I am a member of King’s College, at the University of Cambridge.

My academic interests are broadly spread across machine learning and artificial intelligence, and include topics in information theory (such as error correction and data compression), probabilistic programming, automated model construction, and computation theory. I built an Inverse Calculator, and a self-learning guessing game AI called Sensipede.

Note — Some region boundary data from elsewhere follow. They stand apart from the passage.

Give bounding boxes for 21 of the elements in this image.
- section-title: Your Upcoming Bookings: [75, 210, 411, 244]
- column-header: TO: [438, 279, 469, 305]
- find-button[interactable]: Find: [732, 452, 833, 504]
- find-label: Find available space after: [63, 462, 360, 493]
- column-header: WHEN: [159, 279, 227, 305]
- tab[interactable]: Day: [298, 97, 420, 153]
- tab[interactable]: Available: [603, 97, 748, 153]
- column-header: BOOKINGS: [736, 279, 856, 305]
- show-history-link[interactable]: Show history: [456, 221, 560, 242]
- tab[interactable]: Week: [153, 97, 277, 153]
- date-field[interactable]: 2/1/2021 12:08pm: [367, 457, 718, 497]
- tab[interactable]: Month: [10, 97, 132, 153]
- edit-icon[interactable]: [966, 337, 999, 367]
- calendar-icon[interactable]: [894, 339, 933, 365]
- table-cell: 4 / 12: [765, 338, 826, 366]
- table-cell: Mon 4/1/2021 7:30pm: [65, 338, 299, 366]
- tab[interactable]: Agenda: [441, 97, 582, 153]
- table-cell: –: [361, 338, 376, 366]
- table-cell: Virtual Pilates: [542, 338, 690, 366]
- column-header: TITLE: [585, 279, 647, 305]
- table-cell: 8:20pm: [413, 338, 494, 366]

You can find my website here: https://q4.github.io/

Publications

Compressing Sets and Multisets of Sequences

Christian Steinruecken, March 2015. (IEEE Transactions on Information Theory). IEEE. DOI: 10.1109/TIT.2015.2392093. ISSN: 0018-9448. Note: A previous version was published at the Data Compression Conference 2014..

Abstract URL

This article describes lossless compression algorithms for multisets of sequences, taking advantage of the multiset’s unordered structure. Multisets are a generalisation of sets where members are allowed to occur multiple times. A multiset can be encoded naively by simply storing its elements in some sequential order, but then information is wasted on the ordering. We propose a technique that transforms the multiset into an order-invariant tree representation, and derive an arithmetic code that optimally compresses the tree. Our method achieves compression even if the sequences in the multiset are individually incompressible (such as cryptographic hash sums). The algorithm is demonstrated practically by compressing collections of SHA-1 hash sums, and multisets of arbitrary, individually encodable objects.

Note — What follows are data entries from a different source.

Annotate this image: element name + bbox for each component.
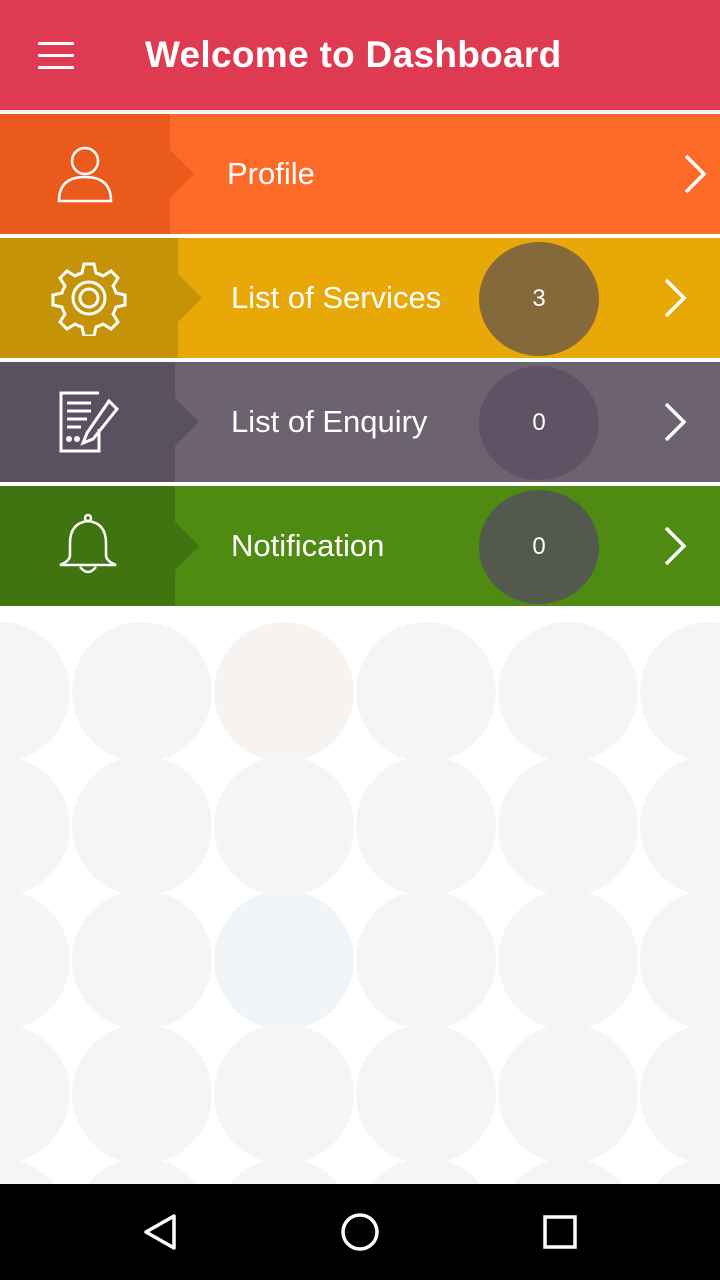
bell-icon: [0, 486, 175, 606]
arrow-tip: [175, 522, 199, 570]
menu-item-label: Notification: [231, 528, 385, 563]
document-edit-icon: [0, 362, 175, 482]
count-badge: 0: [479, 490, 599, 604]
count-badge: 0: [479, 366, 599, 480]
back-triangle-icon: [144, 1214, 176, 1250]
dashboard-menu: Profile List of Services 3 List of Enqui…: [0, 114, 720, 610]
menu-item-notification[interactable]: Notification 0: [0, 486, 720, 606]
arrow-tip: [170, 150, 194, 198]
home-circle-icon: [341, 1213, 379, 1251]
recents-square-icon: [543, 1215, 577, 1249]
user-icon: [0, 114, 170, 234]
menu-item-list-of-enquiry[interactable]: List of Enquiry 0: [0, 362, 720, 482]
arrow-tip: [175, 398, 199, 446]
menu-item-label: Profile: [227, 156, 315, 191]
count-badge: 3: [479, 242, 599, 356]
menu-item-label: List of Services: [231, 280, 442, 315]
menu-button[interactable]: [28, 32, 84, 80]
chevron-right-icon: [656, 402, 696, 442]
menu-item-profile[interactable]: Profile: [0, 114, 720, 234]
menu-item-list-of-services[interactable]: List of Services 3: [0, 238, 720, 358]
chevron-right-icon: [656, 278, 696, 318]
recents-button[interactable]: [532, 1204, 588, 1260]
system-navigation-bar: [0, 1184, 720, 1280]
background-pattern: [0, 606, 720, 1184]
menu-item-label: List of Enquiry: [231, 404, 428, 439]
page-title: Welcome to Dashboard: [145, 34, 562, 75]
chevron-right-icon: [656, 526, 696, 566]
gear-icon: [0, 238, 178, 358]
app-bar: Welcome to Dashboard: [0, 0, 720, 112]
back-button[interactable]: [132, 1204, 188, 1260]
home-button[interactable]: [332, 1204, 388, 1260]
arrow-tip: [178, 274, 202, 322]
chevron-right-icon: [676, 154, 716, 194]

Improving PPM with dynamic parameter updates

Christian Steinruecken, Zoubin Ghahramani, David MacKay, April 2015. (In Proceedings of the Data Compression Conference). Edited by Ali Bilgin, Michael W. Marcellin, Joan Serra-Sagristà, James A. Storer. Snowbird, UT, USA. IEEE Computer Society. ISSN: 1068-0314.

Abstract URL

This article makes several improvements to the classic PPM algorithm, resulting in a new algorithm with superior compression effectiveness on human text. The key differences of our algorithm to classic PPM are that (A) rather than the original escape mechanism, we use a generalised blending method with explicit hyper-parameters that control the way symbol counts are combined to form predictions; (B) different hyper-parameters are used for classes of different contexts; and (C) these hyper-parameters are updated dynamically using gradient information. The resulting algorithm (PPM-DP) compresses human text better than all currently published variants of PPM, CTW, DMC, LZ, CSE and BWT, with runtime only slightly slower than classic PPM.

Compressing combinatorial objects

Christian Steinruecken, January 2016.

Abstract URL

Most of the world’s digital data is currently encoded in a sequential form, and compression methods for sequences have been studied extensively. However, there are many types of non-sequential data for which good compression techniques are still largely unexplored. This paper contributes insights and concrete techniques for compressing various kinds of non-sequential data via arithmetic coding, and derives re-usable probabilistic data models from fairly generic structural assumptions. Near-optimal compression methods are described for certain types of permutations, combinations and multisets; and the conditions for optimality are made explicit for each method.